Download or read book Freedom to Die written by Derek Humphrey and published by St. Martin's Press. This book was released on 2000-04-17 with total page 692 pages. Available in PDF, EPUB and Kindle. Book excerpt: The strength of the right-to-die movement was underscored as early as 1991, when Derek Humphry published Final Exit, the movement's call to arms that inspired literally hundreds of thousands of Americans who wished to understand the concepts of assisted suicide and the right to die with dignity. Now Humphry has joined forces with attorney Mary Clement to write Freedom to Die, which places this civil rights story within the framework of American social history. More than a chronology of the movement, this book explores the inner motivations of an entire society.

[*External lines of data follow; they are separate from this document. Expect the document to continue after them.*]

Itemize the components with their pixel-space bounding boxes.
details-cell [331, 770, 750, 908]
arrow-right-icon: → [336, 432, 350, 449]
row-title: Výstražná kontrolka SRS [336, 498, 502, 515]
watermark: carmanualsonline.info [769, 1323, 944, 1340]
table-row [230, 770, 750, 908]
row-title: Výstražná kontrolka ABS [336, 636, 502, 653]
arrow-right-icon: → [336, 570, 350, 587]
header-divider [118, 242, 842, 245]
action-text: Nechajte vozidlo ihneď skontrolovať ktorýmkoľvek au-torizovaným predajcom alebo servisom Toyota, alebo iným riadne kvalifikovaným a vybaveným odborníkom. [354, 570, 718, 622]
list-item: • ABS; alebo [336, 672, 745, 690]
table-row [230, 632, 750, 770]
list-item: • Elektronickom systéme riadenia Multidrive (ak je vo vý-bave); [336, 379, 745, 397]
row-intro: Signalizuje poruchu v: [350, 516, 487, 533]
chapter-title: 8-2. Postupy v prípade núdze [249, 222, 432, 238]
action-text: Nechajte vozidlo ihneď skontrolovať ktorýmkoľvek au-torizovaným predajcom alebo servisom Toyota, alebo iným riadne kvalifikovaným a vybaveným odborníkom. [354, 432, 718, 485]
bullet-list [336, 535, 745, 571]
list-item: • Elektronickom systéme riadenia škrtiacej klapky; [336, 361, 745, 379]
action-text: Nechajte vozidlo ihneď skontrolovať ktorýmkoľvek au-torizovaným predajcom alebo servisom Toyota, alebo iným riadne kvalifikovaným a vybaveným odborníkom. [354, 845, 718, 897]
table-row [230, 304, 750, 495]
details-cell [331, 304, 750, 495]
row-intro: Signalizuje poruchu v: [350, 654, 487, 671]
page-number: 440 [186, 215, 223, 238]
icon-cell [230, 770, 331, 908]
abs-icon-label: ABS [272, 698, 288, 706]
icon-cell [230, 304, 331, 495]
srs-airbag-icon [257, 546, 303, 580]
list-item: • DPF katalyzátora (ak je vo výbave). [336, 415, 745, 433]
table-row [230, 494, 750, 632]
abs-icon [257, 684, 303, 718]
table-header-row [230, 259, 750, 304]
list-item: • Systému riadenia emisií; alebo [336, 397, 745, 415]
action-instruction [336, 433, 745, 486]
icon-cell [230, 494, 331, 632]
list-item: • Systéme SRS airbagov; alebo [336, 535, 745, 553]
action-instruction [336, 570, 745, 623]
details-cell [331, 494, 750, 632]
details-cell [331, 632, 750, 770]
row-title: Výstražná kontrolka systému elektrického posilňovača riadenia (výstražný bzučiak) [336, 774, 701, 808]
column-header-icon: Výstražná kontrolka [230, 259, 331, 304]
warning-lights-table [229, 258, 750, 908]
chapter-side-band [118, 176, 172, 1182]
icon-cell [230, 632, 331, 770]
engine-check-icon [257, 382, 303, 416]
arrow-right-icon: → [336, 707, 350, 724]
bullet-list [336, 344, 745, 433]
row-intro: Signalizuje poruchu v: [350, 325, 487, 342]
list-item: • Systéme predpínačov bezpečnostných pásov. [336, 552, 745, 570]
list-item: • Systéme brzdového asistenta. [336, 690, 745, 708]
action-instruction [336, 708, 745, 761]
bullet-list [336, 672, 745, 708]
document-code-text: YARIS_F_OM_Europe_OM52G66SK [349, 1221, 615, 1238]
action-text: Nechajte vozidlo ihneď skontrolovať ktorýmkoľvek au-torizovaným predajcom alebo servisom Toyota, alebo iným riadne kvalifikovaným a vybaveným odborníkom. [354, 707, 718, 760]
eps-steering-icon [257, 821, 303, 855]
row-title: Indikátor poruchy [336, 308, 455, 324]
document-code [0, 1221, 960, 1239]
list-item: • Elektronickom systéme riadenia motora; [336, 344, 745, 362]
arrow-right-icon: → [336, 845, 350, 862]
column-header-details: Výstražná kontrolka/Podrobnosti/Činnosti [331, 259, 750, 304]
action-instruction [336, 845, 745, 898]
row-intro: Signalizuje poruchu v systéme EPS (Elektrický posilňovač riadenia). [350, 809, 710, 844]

Reaching back to the years just after World War II, Freedom to Die explores the roots of the movement and answers the question: Why now, at the end of the twentieth century, has the right-to-die movement become part of the mainstream debate? In a reasoned voice, which stands out dramatically amid the vituperative clamoring of the religious right, the authors examine the potential dangers of assisted suicide - suggesting ways to avert the negative consequences of legalization - even as they argue why it should be legalized.